Une fois élaboré, le plan est soumis au tribunal et aux créanciers, qui votent son adoption. Le tribunal valide et impose ce plan s’il estime que le redressement peut être assuré.

La mise en œuvre et le suivi du plan

Après l’adoption du plan :

  • Le plan de redressement devient contraignant pour toutes les parties.
  • Un commissaire à l’exécution du plan est nommé pour contrôler l’application des mesures.
  • L’entreprise doit respecter les échéances de remboursement et les engagements pris pour recouvrer une santé financière.
  • Le tribunal peut modifier le plan en cas de difficultés ou constater son exécution complète et prononcer la clôture de la procédure.

Les issues possibles de la procédure

  1. Succès du redressement : exécution totale du plan et clôture de la procédure.
  2. Extinction du passif : l’entreprise rembourse intégralement ses dettes, même au-delà du plan initial.
  3. Conversion en liquidation judiciaire : si le redressement apparaît impossible ou si le plan n’est pas respecté, la procédure bascule en liquidation.

Alternatives au redressement judiciaire

Avant d’engager une procédure de redressement judiciaire lourde, l’entreprise peut tenter des solutions amiables :

  • Procédure de conciliation : négociation confidentielle avec les créanciers pour trouver un accord.
  • Mandat ad hoc : assistance d’un tiers pour faciliter les négociations.
  • Procédure de sauvegarde : mesure préventive lorsque l’entreprise est en difficulté mais pas encore en cessation de paiements.

Ces alternatives sont souvent plus rapides et moins contraignantes, mais elles requièrent le consentement des parties prenantes.

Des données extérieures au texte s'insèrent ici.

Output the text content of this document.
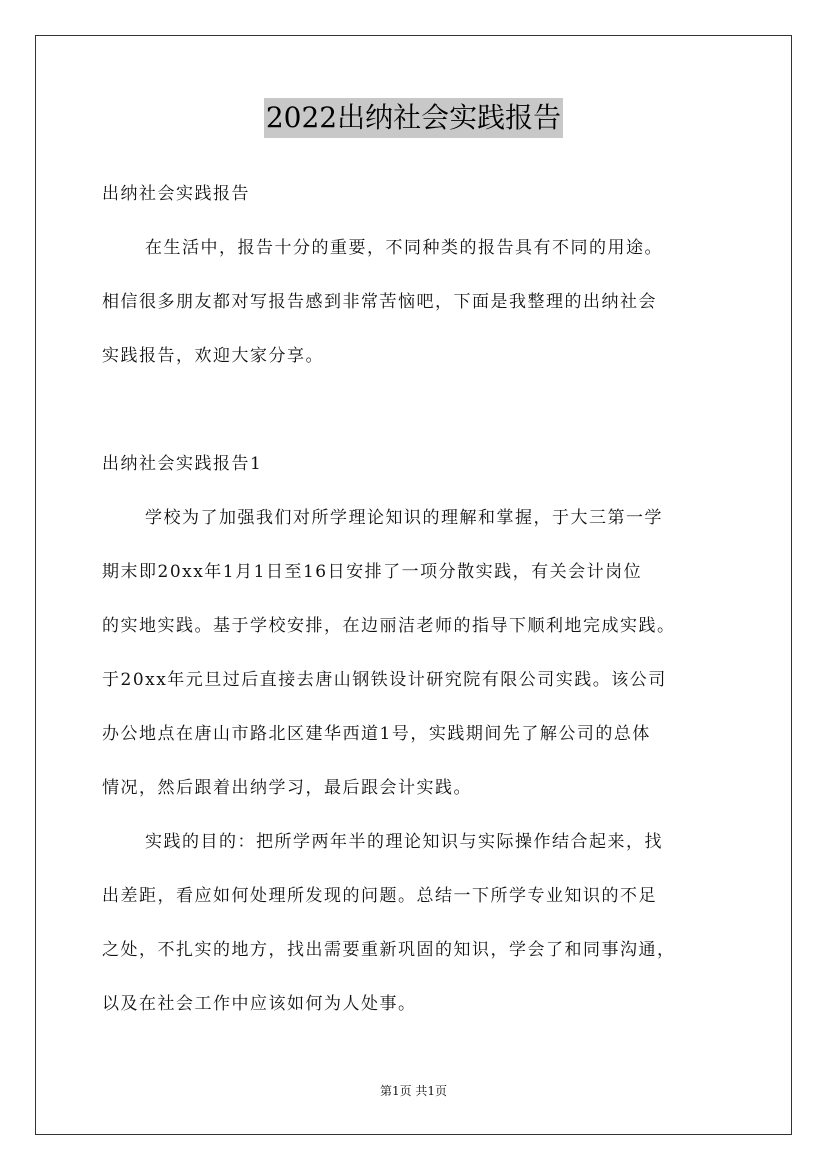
2022出纳社会实践报告
出纳社会实践报告
在生活中，报告十分的重要，不同种类的报告具有不同的用途。
相信很多朋友都对写报告感到非常苦恼吧，下面是我整理的出纳社会
实践报告，欢迎大家分享。
出纳社会实践报告1
学校为了加强我们对所学理论知识的理解和掌握，于大三第一学
期末即20xx年1月1日至16日安排了一项分散实践，有关会计岗位
的实地实践。基于学校安排，在边丽洁老师的指导下顺利地完成实践。
于20xx年元旦过后直接去唐山钢铁设计研究院有限公司实践。该公司
办公地点在唐山市路北区建华西道1号，实践期间先了解公司的总体
情况，然后跟着出纳学习，最后跟会计实践。
实践的目的：把所学两年半的理论知识与实际操作结合起来，找
出差距，看应如何处理所发现的问题。总结一下所学专业知识的不足
之处，不扎实的地方，找出需要重新巩固的知识，学会了和同事沟通，
以及在社会工作中应该如何为人处事。
第1页 共1页
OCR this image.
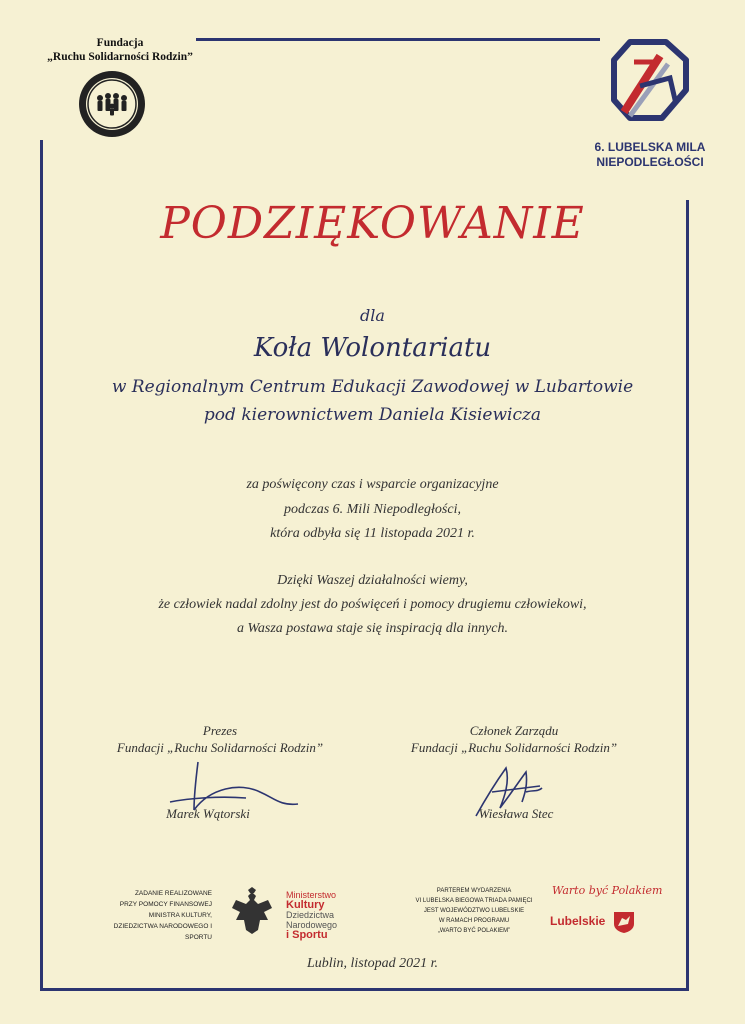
Fundacja
„Ruchu Solidarności Rodzin”
6. LUBELSKA MILA
NIEPODLEGŁOŚCI
PODZIĘKOWANIE
dla
Koła Wolontariatu
w Regionalnym Centrum Edukacji Zawodowej w Lubartowie
pod kierownictwem Daniela Kisiewicza
za poświęcony czas i wsparcie organizacyjne
podczas 6. Mili Niepodległości,
która odbyła się 11 listopada 2021 r.
Dzięki Waszej działalności wiemy,
że człowiek nadal zdolny jest do poświęceń i pomocy drugiemu człowiekowi,
a Wasza postawa staje się inspiracją dla innych.
Prezes
Fundacji „Ruchu Solidarności Rodzin”
Marek Wątorski
Członek Zarządu
Fundacji „Ruchu Solidarności Rodzin”
Wiesława Stec
ZADANIE REALIZOWANE
PRZY POMOCY FINANSOWEJ
MINISTRA KULTURY,
DZIEDZICTWA NARODOWEGO I SPORTU
Ministerstwo
Kultury
Dziedzictwa Narodowego
i Sportu
PARTEREM WYDARZENIA
VI LUBELSKA BIEGOWA TRIADA PAMIĘCI
JEST WOJEWÓDZTWO LUBELSKIE
W RAMACH PROGRAMU
„WARTO BYĆ POLAKIEM”
Warto być Polakiem
Lubelskie
Lublin, listopad 2021 r.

SAUVEGARDE, REDRESSEMENT, LIQUIDATION, TOUT SAVOIR ET ANTICIPER

Le redressement judiciaire est donc une procédure complexe impliquant plusieurs acteurs, visant à donner une nouvelle chance aux entreprises en cessation des paiements. Sa réussite dépend d’une coopération étroite entre le chef d’entreprise, les organes judiciaires, les créanciers et les conseils.